Gözlerini üzerinde tuttuğum esmer, genç adamlardan biri yavaşça gülümseyip ayağı kalktığında hepsi onun kuklasıymış gibi ayaklandı. Bunu bana bakarak yapmaları korkumun iki katına katlanmasına neden oldu. Elim istemsizce postalımın kenarına sakladığım çakıya giderken varlığı beni memnun ederek derin bir nefes almama neden oldu. Kendimi kocaman bir köpekten kaçan yaşlı, hantal bir kedi gibi hissediyordum. Koştukça yoruluyor, kaçtıkça tükeniyordum ama durursam öleceğimi biliyordum. Fakat ikisinin de farklı yollar olması neredeyse hiçbir şey değiştirmiyordu. İki yol da ölüme açılan farklı kapılardı. 

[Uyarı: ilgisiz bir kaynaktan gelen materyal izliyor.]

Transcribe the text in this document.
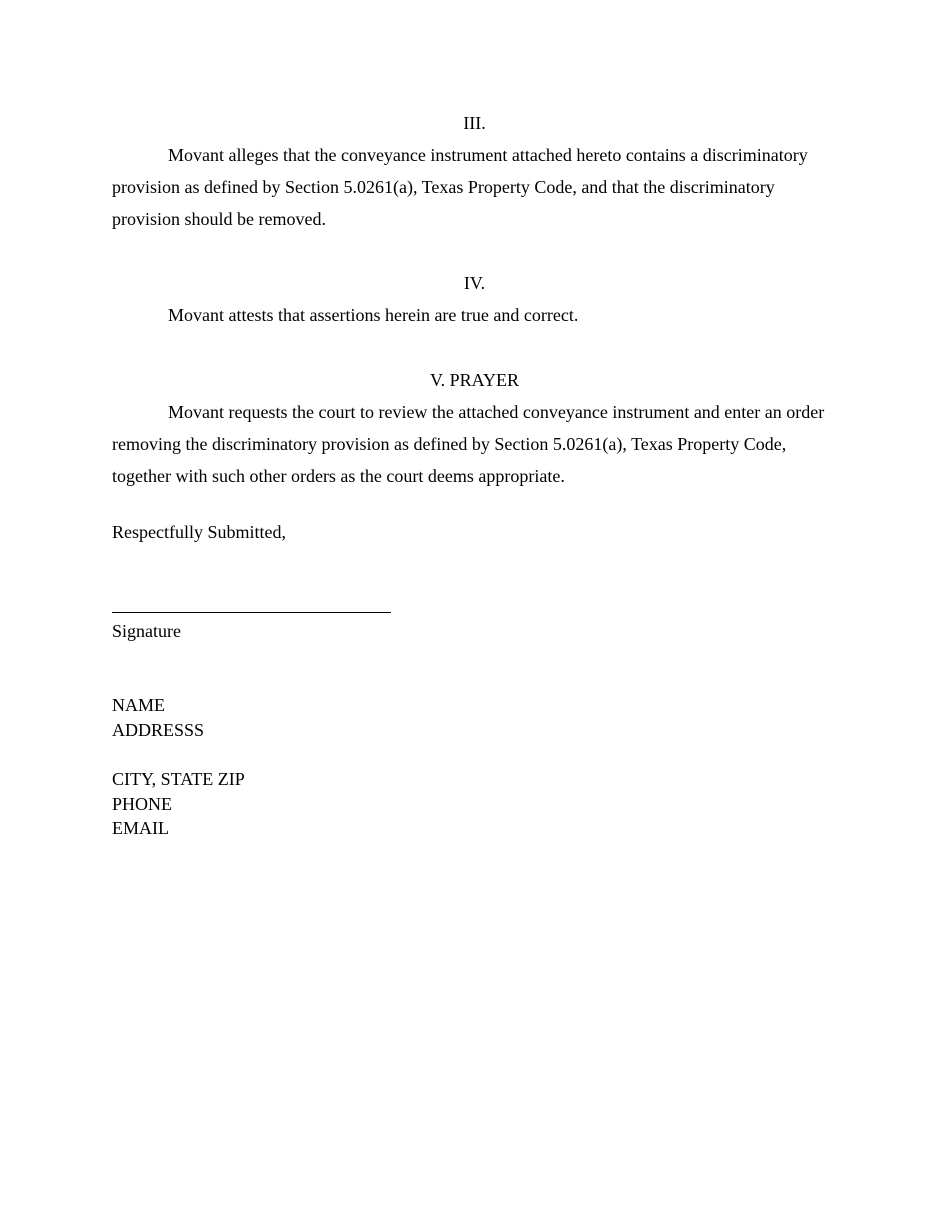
III.

Movant alleges that the conveyance instrument attached hereto contains a discriminatory provision as defined by Section 5.0261(a), Texas Property Code, and that the discriminatory provision should be removed.

IV.

Movant attests that assertions herein are true and correct.

V. PRAYER

Movant requests the court to review the attached conveyance instrument and enter an order removing the discriminatory provision as defined by Section 5.0261(a), Texas Property Code, together with such other orders as the court deems appropriate.

Respectfully Submitted,

Signature

NAME

ADDRESSS

CITY, STATE ZIP

PHONE

EMAIL
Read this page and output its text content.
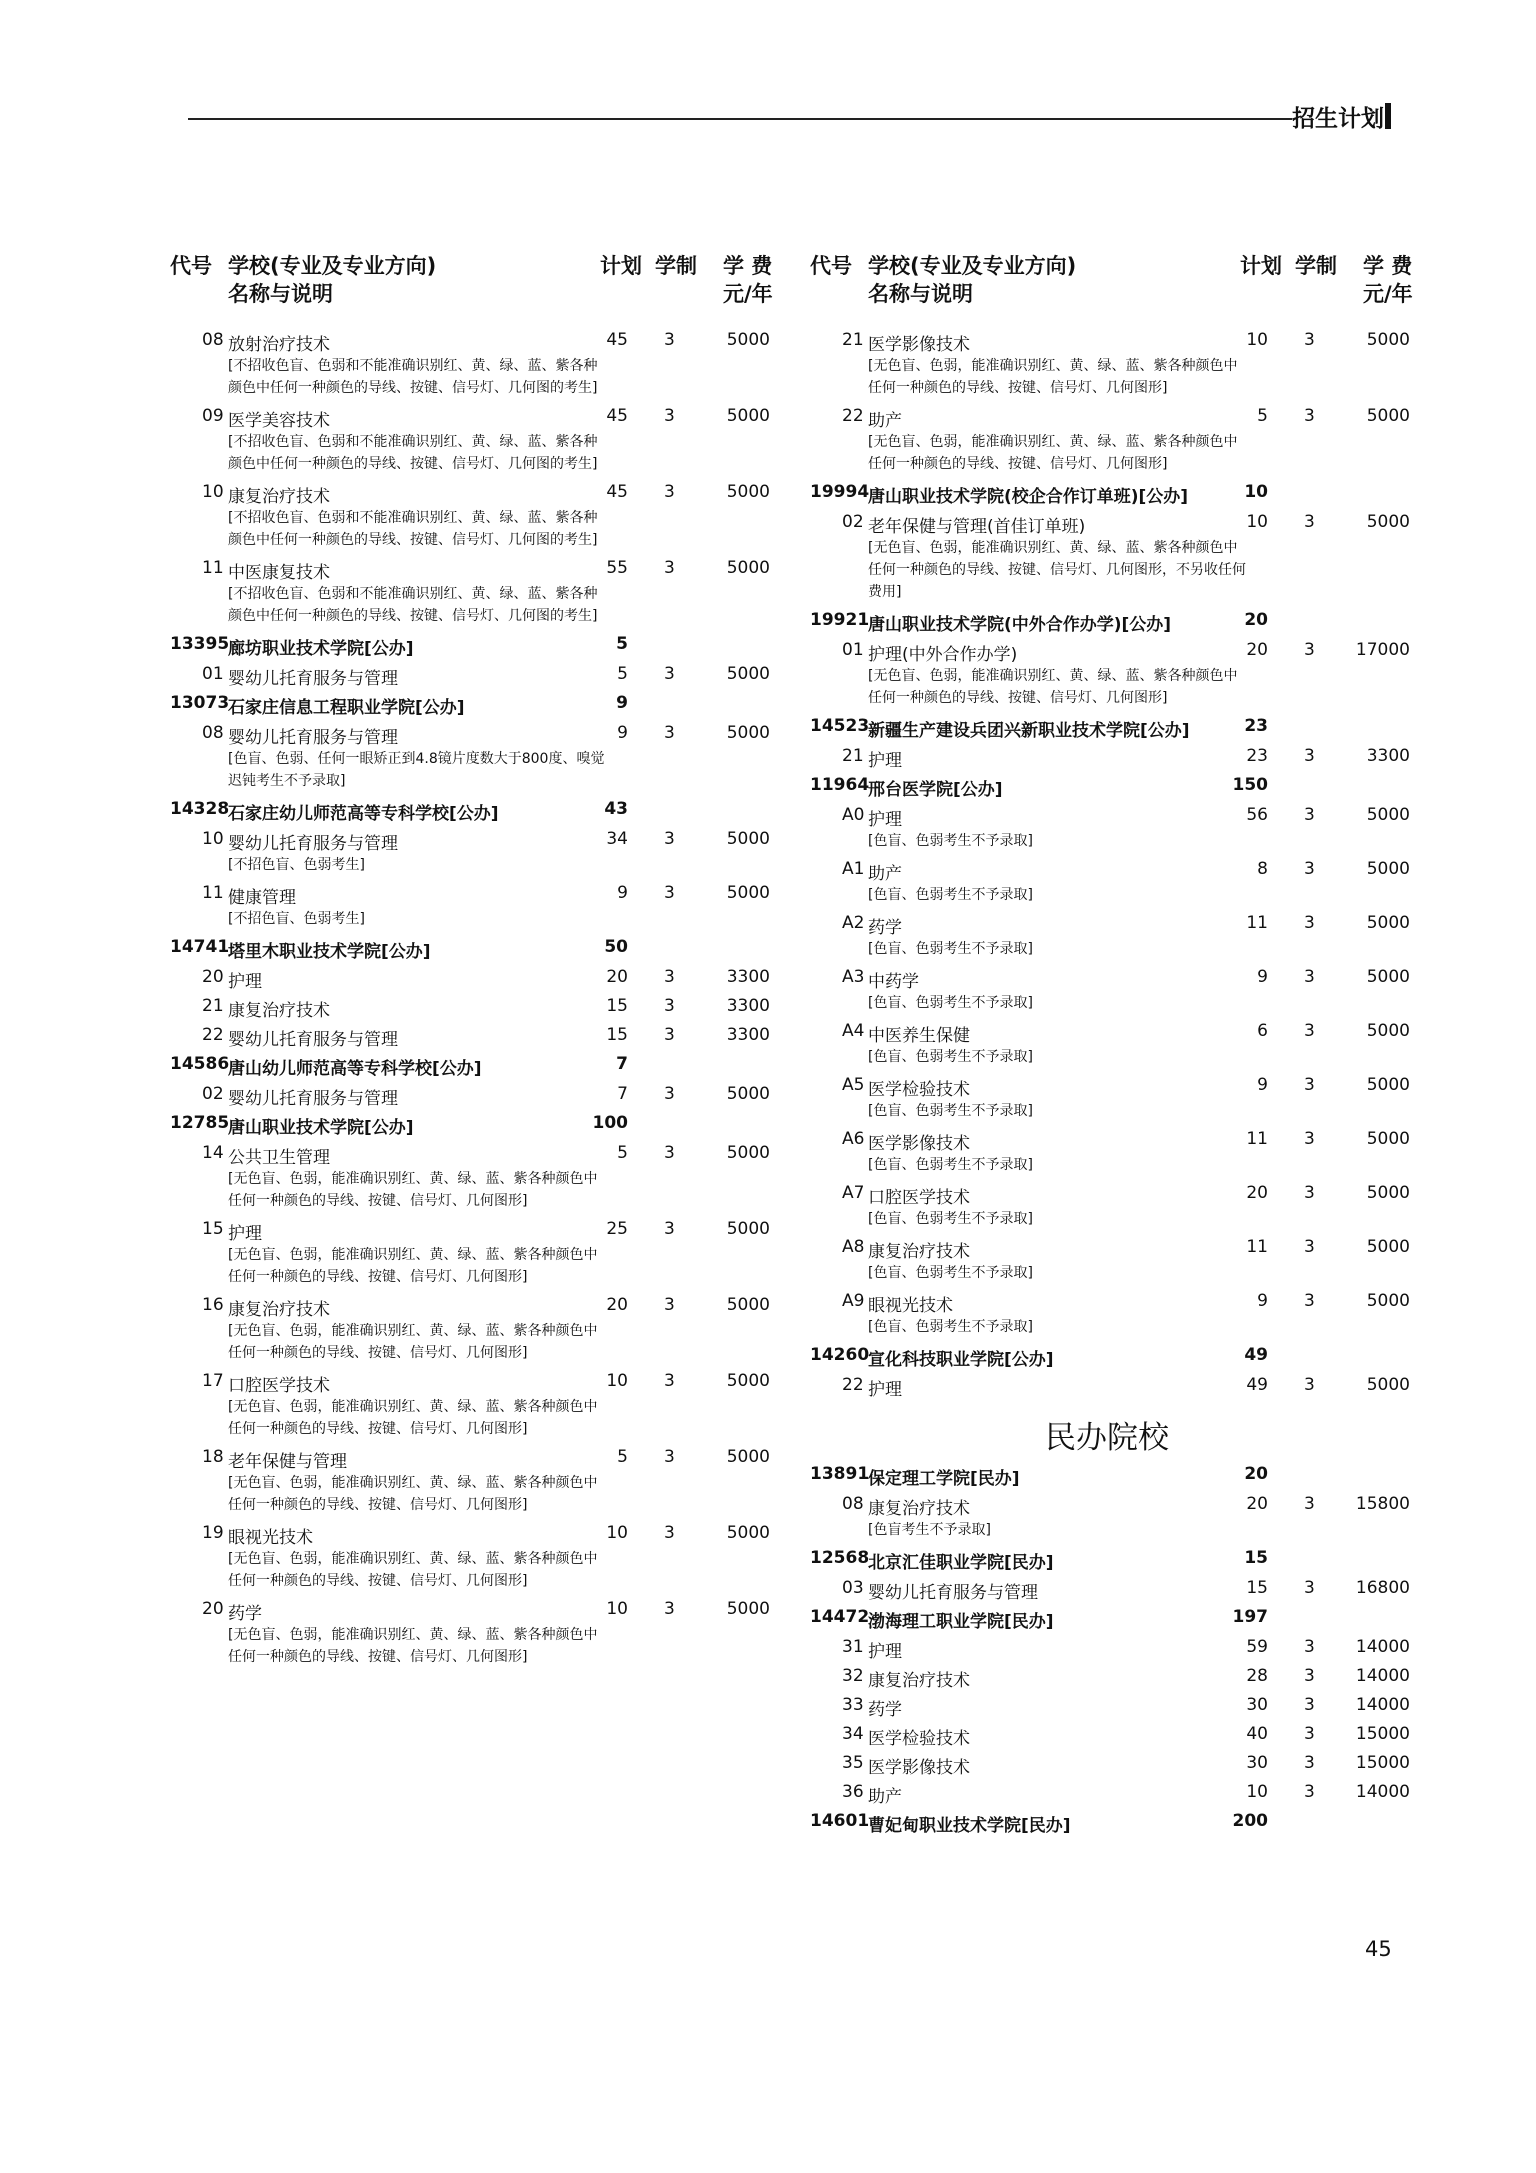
招生计划
代号 学校(专业及专业方向)
名称与说明
计划 学制 学 费
元/年
08 放射治疗技术	45 3	5000
[不招收色盲、色弱和不能准确识别红、黄、绿、蓝、紫各种颜色中任何一种颜色的导线、按键、信号灯、几何图的考生]
09 医学美容技术	45 3	5000
[不招收色盲、色弱和不能准确识别红、黄、绿、蓝、紫各种颜色中任何一种颜色的导线、按键、信号灯、几何图的考生]
10 康复治疗技术	45 3	5000
[不招收色盲、色弱和不能准确识别红、黄、绿、蓝、紫各种颜色中任何一种颜色的导线、按键、信号灯、几何图的考生]
11 中医康复技术	55 3	5000
[不招收色盲、色弱和不能准确识别红、黄、绿、蓝、紫各种颜色中任何一种颜色的导线、按键、信号灯、几何图的考生]
13395
廊坊职业技术学院[公办]	5
01 婴幼儿托育服务与管理	5 3	5000
13073
石家庄信息工程职业学院[公办]	9
08 婴幼儿托育服务与管理	9 3	5000
[色盲、色弱、任何一眼矫正到4.8镜片度数大于800度、嗅觉迟钝考生不予录取]
14328
石家庄幼儿师范高等专科学校[公办]	43
10 婴幼儿托育服务与管理	34 3	5000
[不招色盲、色弱考生]
11 健康管理	9 3	5000
[不招色盲、色弱考生]
14741
塔里木职业技术学院[公办]	50
20 护理	20 3	3300
21 康复治疗技术	15 3	3300
22 婴幼儿托育服务与管理	15 3	3300
14586
唐山幼儿师范高等专科学校[公办]	7
02 婴幼儿托育服务与管理	7 3	5000
12785
唐山职业技术学院[公办]	100
14 公共卫生管理	5 3	5000
[无色盲、色弱，能准确识别红、黄、绿、蓝、紫各种颜色中任何一种颜色的导线、按键、信号灯、几何图形]
15 护理	25 3	5000
[无色盲、色弱，能准确识别红、黄、绿、蓝、紫各种颜色中任何一种颜色的导线、按键、信号灯、几何图形]
16 康复治疗技术	20 3	5000
[无色盲、色弱，能准确识别红、黄、绿、蓝、紫各种颜色中任何一种颜色的导线、按键、信号灯、几何图形]
17 口腔医学技术	10 3	5000
[无色盲、色弱，能准确识别红、黄、绿、蓝、紫各种颜色中任何一种颜色的导线、按键、信号灯、几何图形]
18 老年保健与管理	5 3	5000
[无色盲、色弱，能准确识别红、黄、绿、蓝、紫各种颜色中任何一种颜色的导线、按键、信号灯、几何图形]
19 眼视光技术	10 3	5000
[无色盲、色弱，能准确识别红、黄、绿、蓝、紫各种颜色中任何一种颜色的导线、按键、信号灯、几何图形]
20 药学	10 3	5000
[无色盲、色弱，能准确识别红、黄、绿、蓝、紫各种颜色中任何一种颜色的导线、按键、信号灯、几何图形]
代号 学校(专业及专业方向)
名称与说明
计划 学制 学 费
元/年
21 医学影像技术	10 3	5000
[无色盲、色弱，能准确识别红、黄、绿、蓝、紫各种颜色中任何一种颜色的导线、按键、信号灯、几何图形]
22 助产	5 3	5000
[无色盲、色弱，能准确识别红、黄、绿、蓝、紫各种颜色中任何一种颜色的导线、按键、信号灯、几何图形]
19994
唐山职业技术学院(校企合作订单班)[公办]	10
02 老年保健与管理(首佳订单班)	10 3	5000
[无色盲、色弱，能准确识别红、黄、绿、蓝、紫各种颜色中任何一种颜色的导线、按键、信号灯、几何图形，不另收任何费用]
19921
唐山职业技术学院(中外合作办学)[公办]	20
01 护理(中外合作办学)	20 3	17000
[无色盲、色弱，能准确识别红、黄、绿、蓝、紫各种颜色中任何一种颜色的导线、按键、信号灯、几何图形]
14523
新疆生产建设兵团兴新职业技术学院[公办]	23
21 护理	23 3	3300
11964
邢台医学院[公办]	150
A0 护理	56 3	5000
[色盲、色弱考生不予录取]
A1 助产	8 3	5000
[色盲、色弱考生不予录取]
A2 药学	11 3	5000
[色盲、色弱考生不予录取]
A3 中药学	9 3	5000
[色盲、色弱考生不予录取]
A4 中医养生保健	6 3	5000
[色盲、色弱考生不予录取]
A5 医学检验技术	9 3	5000
[色盲、色弱考生不予录取]
A6 医学影像技术	11 3	5000
[色盲、色弱考生不予录取]
A7 口腔医学技术	20 3	5000
[色盲、色弱考生不予录取]
A8 康复治疗技术	11 3	5000
[色盲、色弱考生不予录取]
A9 眼视光技术	9 3	5000
[色盲、色弱考生不予录取]
14260
宣化科技职业学院[公办]	49
22 护理	49 3	5000
民办院校
13891
保定理工学院[民办]	20
08 康复治疗技术	20 3	15800
[色盲考生不予录取]
12568
北京汇佳职业学院[民办]	15
03 婴幼儿托育服务与管理	15 3	16800
14472
渤海理工职业学院[民办]	197
31 护理	59 3	14000
32 康复治疗技术	28 3	14000
33 药学	30 3	14000
34 医学检验技术	40 3	15000
35 医学影像技术	30 3	15000
36 助产	10 3	14000
14601
曹妃甸职业技术学院[民办]	200
45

Korkuyla Kor'un yanına sinmek için tezgahın üzerinde duran bardağımı alıp onun içkileri doldurduğu alana doğru birkaç adım atmıştım ki gelen ses adımlarımın yerde donakalmasına neden oldu. "Kurşun," sesteki tuhaf aksanı fark etmemek için sağır olmak gerekiyordu, tıpkı gözlerindeki safir mavisini görmemek için kör, amaçlarını hissetmemek için felç olmam gerektiği gibi. Başımı çevirip baktığımda aralarında üç genç kız bulunan yirmi kişinin tezgahta az önce bulunduğum yere sıralandığını gördüm. Hepsi esmerdi, adamların üzerinde lüks takım elbiseler vardı. Benden birkaç yaş büyük genç kadınlarda ise hayatım boyunca yalnızca vitrinlerde görebileceğim kısa elbiseler vardı. Bana seslenen, siyah saçları düzgünce arkaya taranıp jölelenmiş olan adam yüzündeki gülümsemeyi biraz daha büyütüp samimi bir sırıtışa dönüştürdü. "doğru biliyorum değil mi?" sesimi çıkartmadan başımı sallayarak onu onayladığımda kollarını masaya koydu. Yapılı bedeni öne çıkan tek özelliğiydi. Ayrıca uzun boyu... Aramızdaki boy farkı çoktu ve ortada duran, onu benden ayıran geniş bar tezgahı bile bir anda boğazıma yapışacağı izlenimine kapılmamı engellemiyordu. "Satış yapıyormuşsun." 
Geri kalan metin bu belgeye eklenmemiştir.